Standing stone, Kilmacredock, Co. Kildare
Co. Kildare |
Stone Monuments
There is something quietly paradoxical about a standing stone that is no longer standing, and may no longer exist at all. In open pasture near Kilmacredock in County Kildare, roughly ninety metres south-east of a ringfort, a limestone boulder was recorded in 1972, lying flat in the field and measuring about 1.3 metres long and half a metre thick. By 1985, even that much was gone; no visible trace remained. Whether it was shifted, buried, or simply absorbed into the workings of a working farm is unknown.

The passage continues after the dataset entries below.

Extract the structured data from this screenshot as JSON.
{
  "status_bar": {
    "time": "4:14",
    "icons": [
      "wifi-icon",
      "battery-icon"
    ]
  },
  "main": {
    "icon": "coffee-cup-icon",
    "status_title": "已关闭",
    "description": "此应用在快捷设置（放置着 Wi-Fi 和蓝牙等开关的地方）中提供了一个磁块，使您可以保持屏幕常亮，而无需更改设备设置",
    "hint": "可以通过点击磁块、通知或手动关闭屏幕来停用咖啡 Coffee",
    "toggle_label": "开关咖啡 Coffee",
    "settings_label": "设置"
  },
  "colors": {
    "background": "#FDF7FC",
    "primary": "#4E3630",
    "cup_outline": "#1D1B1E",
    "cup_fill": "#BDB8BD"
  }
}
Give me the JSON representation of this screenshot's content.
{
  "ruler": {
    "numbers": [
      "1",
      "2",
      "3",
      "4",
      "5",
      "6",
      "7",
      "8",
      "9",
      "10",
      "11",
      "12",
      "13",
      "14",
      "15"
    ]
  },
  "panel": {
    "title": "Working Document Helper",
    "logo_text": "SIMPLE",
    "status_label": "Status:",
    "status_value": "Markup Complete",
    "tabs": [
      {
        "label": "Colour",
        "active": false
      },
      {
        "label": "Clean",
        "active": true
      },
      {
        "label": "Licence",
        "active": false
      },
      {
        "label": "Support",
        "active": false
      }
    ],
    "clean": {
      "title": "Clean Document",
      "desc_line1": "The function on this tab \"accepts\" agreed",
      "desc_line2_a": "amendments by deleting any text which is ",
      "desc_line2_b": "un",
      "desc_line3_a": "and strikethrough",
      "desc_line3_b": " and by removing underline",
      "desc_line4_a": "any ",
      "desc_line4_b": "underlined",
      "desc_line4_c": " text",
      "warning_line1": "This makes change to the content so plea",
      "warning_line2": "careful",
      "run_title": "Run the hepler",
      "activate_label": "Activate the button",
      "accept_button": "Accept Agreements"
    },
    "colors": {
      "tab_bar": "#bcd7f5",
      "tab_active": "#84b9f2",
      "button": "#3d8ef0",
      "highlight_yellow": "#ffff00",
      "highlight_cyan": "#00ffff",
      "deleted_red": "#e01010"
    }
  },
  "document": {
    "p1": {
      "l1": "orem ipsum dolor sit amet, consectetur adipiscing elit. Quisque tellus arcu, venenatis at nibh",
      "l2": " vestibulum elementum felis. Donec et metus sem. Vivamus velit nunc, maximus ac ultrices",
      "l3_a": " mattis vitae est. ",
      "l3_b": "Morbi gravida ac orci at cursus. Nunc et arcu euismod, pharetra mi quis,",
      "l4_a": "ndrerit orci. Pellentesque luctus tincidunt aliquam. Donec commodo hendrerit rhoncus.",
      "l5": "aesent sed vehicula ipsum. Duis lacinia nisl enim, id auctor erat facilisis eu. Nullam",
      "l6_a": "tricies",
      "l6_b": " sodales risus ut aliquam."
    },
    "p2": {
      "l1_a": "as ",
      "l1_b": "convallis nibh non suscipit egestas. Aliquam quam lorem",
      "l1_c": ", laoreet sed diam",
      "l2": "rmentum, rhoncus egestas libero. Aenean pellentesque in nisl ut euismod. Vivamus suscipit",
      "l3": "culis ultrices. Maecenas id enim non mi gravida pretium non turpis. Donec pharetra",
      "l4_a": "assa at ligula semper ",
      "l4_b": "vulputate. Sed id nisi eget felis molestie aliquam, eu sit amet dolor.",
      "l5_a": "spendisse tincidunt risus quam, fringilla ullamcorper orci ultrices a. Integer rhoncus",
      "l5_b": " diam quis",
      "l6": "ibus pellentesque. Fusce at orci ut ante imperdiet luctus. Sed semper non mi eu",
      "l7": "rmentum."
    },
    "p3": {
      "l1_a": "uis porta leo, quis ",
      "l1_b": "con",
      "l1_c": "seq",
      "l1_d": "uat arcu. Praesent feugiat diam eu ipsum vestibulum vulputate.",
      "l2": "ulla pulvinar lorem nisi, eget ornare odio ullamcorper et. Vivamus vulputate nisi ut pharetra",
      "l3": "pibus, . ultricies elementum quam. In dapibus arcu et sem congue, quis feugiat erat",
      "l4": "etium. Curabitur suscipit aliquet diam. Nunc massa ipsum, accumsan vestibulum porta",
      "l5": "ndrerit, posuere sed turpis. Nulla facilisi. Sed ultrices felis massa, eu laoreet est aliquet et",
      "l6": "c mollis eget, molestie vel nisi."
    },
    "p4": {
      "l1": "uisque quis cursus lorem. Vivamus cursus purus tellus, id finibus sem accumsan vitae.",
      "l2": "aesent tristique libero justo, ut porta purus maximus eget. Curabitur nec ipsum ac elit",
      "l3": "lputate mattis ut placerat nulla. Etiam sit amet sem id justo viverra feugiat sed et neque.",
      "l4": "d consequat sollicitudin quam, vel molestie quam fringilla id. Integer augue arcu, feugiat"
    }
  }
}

What makes the absence stranger is the place-name. The nearby townland of Carton carries a name that Fitzgerald, writing in the early 1900s, traced to the Irish "Baile an Cairthe", meaning the town of the pillar stone. Standing stones, sometimes called galláin in Irish, were typically erected in prehistory as territorial markers, burial indicators, or ceremonial focal points, and they have a way of giving their names to the land around them long after the stone itself is gone or forgotten. In this case, the name apparently outlasted not only the upright stone but also its fallen remnant. The 1838 Ordnance Survey six-inch map, the standard baseline for recording field monuments in Ireland, contains no mention of it at all, which suggests the stone had already lost its prominence, or its identity, well before Victorian cartographers arrived to document the landscape.
What remains is a kind of ghost monument: a feature that passed through recorded history briefly, in a single mid-twentieth-century description, only to vanish again, leaving the townland name as its most durable trace.